The Georgia Department of Public Health has reported 197 confirmed cases of coronavirus (COVID-19) in Georgia and three-related deaths as of March 18.
The first death was a 67-year-old man on March 12 at Wellstar Kennestone Hospital in Marietta, while the two latest reported deaths were women ages 42 and 69 at a hospital in Albany.
Gov. Brian Kemp said Georgia would begin prioritizing testing for COVID-19 for the most vulnerable in the population and to conserve medical supplies.

“Georgia’s elderly, those with chronic, underlying health conditions, those who live in a long-term care facility like an assisted living facility or nursing home, and those serving on the front lines as a healthcare worker, first responder, long-term care facility staffer, or law enforcement need tests.,” Kemp said in a statement.

Meanwhile, Kemp announced that Georgia has received an official statewide disaster declaration from the U.S. Small Business Administration (SBA). This declaration will provide assistance in the form of SBA Economic Injury Disaster Loans to impacted small businesses in all 159 counties in Georgia.

The application is now live, and Georgia small business owners can go directly to the SBA for assistance. Small business owners should visit for information and the application.

Loans are available for small business and non-profit organizations. While terms will be established on a case-by-case basis, many will have a thirty-year repayment term with first payments not due for up to twelve months. Businesses should expect to provide a tax transcript, financial statements, and a profit and loss statement. Interest rates will range from 2.75% to 3.75%.

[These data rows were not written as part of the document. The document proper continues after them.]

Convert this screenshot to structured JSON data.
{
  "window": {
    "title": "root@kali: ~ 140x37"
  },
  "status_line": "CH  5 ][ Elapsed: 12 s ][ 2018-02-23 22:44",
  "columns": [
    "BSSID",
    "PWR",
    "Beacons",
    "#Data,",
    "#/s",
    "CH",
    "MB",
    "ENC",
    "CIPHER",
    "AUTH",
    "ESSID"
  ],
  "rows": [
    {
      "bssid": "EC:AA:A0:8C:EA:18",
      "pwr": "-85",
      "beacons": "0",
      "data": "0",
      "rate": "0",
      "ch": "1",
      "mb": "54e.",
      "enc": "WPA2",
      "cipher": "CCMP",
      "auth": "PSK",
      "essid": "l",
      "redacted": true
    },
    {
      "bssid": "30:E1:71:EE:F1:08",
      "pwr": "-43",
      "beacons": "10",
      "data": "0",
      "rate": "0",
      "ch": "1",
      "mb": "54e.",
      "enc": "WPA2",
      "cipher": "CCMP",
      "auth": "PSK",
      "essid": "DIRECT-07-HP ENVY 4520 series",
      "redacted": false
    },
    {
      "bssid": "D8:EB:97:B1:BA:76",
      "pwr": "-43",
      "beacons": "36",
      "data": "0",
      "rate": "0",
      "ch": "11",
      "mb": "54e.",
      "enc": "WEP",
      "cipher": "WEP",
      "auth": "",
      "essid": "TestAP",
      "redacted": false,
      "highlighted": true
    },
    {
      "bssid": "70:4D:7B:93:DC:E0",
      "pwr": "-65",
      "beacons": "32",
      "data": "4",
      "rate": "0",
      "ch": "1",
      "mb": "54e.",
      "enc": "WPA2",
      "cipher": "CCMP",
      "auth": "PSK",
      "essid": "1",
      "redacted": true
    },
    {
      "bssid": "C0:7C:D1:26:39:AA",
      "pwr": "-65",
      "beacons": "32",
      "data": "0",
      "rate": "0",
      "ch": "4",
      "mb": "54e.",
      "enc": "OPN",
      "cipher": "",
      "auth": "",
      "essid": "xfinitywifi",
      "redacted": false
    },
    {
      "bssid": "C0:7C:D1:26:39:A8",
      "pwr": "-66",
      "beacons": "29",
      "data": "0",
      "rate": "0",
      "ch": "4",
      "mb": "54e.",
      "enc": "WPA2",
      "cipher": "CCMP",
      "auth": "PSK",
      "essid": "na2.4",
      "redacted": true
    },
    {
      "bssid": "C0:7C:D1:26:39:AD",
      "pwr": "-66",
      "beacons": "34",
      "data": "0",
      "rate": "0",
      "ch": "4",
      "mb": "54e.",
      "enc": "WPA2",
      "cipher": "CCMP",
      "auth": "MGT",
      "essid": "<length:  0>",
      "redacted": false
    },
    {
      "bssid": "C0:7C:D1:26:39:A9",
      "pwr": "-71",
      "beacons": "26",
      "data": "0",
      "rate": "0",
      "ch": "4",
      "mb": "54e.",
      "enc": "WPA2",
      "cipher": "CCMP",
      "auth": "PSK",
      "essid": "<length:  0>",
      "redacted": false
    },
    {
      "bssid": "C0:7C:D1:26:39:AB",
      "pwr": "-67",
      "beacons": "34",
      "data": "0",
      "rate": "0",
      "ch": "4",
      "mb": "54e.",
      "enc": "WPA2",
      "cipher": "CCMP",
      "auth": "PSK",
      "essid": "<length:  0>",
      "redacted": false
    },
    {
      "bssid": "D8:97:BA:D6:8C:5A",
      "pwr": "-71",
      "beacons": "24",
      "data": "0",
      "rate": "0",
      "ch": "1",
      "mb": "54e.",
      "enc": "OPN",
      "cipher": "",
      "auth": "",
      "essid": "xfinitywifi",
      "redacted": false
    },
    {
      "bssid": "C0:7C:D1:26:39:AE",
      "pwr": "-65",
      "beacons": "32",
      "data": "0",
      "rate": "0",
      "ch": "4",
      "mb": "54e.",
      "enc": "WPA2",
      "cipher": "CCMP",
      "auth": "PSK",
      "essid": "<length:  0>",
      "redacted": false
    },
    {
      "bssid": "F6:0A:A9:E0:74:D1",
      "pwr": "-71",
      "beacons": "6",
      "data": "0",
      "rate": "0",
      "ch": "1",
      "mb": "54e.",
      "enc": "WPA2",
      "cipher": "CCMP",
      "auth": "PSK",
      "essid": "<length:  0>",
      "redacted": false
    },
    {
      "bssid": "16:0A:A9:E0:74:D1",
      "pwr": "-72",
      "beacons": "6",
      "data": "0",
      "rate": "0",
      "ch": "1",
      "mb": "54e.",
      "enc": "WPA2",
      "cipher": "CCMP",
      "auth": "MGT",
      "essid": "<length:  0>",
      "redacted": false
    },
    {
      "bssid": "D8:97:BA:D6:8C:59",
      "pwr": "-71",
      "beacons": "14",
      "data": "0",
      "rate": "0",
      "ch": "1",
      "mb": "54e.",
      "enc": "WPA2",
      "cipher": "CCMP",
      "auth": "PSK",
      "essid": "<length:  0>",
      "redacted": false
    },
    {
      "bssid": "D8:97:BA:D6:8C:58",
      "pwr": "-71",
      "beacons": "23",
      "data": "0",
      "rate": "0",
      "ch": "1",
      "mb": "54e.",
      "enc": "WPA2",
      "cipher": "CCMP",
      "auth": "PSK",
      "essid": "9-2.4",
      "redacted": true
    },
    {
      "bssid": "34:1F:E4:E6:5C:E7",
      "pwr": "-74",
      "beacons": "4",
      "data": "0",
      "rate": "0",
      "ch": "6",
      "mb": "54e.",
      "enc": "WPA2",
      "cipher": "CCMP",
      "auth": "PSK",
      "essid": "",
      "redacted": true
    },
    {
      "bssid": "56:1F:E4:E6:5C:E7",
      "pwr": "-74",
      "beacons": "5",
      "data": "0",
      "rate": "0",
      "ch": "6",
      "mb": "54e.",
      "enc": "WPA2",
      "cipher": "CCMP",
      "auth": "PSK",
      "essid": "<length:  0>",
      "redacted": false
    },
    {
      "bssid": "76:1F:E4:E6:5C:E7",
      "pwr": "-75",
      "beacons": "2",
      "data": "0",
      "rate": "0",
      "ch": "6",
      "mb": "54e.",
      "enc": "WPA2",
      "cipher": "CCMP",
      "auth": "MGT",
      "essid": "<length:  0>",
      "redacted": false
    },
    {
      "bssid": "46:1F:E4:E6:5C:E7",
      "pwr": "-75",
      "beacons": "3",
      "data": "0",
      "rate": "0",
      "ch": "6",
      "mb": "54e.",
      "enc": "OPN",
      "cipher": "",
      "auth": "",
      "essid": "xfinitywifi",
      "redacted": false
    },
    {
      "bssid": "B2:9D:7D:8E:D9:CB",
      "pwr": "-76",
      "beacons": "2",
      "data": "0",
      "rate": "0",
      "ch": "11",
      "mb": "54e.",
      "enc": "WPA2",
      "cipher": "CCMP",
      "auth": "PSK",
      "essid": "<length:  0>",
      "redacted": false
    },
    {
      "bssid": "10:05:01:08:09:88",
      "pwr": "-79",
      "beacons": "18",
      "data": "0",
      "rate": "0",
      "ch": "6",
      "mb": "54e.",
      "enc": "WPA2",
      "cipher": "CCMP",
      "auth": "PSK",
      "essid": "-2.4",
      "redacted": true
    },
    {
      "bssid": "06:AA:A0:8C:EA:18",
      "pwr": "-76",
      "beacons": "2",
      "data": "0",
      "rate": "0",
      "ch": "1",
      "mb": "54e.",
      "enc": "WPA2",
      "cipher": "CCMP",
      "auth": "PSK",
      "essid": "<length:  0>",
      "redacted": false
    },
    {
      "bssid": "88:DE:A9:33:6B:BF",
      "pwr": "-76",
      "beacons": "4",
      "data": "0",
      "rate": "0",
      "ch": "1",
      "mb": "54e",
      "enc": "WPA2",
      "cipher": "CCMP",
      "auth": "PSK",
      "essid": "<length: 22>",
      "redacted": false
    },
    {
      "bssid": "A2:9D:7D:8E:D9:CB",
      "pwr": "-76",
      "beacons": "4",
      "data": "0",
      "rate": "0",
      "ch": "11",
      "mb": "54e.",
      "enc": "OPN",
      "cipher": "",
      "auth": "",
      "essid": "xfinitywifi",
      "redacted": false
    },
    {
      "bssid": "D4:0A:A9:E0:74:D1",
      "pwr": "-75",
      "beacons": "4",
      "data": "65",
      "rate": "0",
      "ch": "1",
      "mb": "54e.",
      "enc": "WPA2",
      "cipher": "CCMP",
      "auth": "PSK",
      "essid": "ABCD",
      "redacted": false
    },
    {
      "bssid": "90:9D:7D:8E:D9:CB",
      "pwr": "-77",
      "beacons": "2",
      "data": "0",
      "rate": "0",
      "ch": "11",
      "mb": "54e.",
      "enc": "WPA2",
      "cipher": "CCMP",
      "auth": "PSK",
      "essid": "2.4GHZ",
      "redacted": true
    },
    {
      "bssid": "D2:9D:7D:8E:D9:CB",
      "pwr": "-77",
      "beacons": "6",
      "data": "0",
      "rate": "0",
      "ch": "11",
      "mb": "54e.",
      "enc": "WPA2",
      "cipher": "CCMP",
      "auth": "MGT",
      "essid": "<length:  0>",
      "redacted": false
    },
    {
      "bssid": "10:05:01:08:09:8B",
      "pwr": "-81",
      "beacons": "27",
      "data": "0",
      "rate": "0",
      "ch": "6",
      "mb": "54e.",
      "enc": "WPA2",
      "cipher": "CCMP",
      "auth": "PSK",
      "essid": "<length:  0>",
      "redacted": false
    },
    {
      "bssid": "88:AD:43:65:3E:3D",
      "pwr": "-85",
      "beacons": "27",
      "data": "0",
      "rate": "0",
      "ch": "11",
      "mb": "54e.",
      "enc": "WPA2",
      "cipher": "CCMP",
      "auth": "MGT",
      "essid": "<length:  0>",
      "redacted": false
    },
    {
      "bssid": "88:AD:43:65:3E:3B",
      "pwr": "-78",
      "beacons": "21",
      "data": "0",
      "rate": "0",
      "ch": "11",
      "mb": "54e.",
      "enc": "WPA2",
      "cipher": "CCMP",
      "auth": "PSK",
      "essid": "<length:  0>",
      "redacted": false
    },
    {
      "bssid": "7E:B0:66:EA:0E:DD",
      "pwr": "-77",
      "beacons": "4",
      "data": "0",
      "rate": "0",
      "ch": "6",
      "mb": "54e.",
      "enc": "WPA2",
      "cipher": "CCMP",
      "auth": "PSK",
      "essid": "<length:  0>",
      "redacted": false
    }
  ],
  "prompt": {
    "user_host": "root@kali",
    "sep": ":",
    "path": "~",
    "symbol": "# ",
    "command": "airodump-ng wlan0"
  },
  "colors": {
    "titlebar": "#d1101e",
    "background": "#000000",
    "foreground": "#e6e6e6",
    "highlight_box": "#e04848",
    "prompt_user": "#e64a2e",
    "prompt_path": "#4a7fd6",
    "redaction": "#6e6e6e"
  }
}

In Atlanta, Mayor Keisha Lance Bottoms signed legislation—sponsored by Councilmembers Andre Dickens and Marci Collier Overstreet—allowing the city to temporarily reduce concessionaire and car rental company rental requirements by suspending the Minimum Annual Guarantee (MAG) payment obligation in the Concessions and Consolidated Car Rental Agreements for a period of four months.
The legislation is designed to allow companies to use four months of rental funds to provide relief to employees experiencing reduced hours and lost wages as a result of the COVID-19 health threat.
“Atlanta families—many of whom are already living paycheck to paycheck—will be overburdened if we do not provide much-needed economic relief immediately,” Bottoms said in a statement. “We are asking our business partners to continue showing compassion toward their employees, and when possible, provide continuity of pay for their hourly associates.”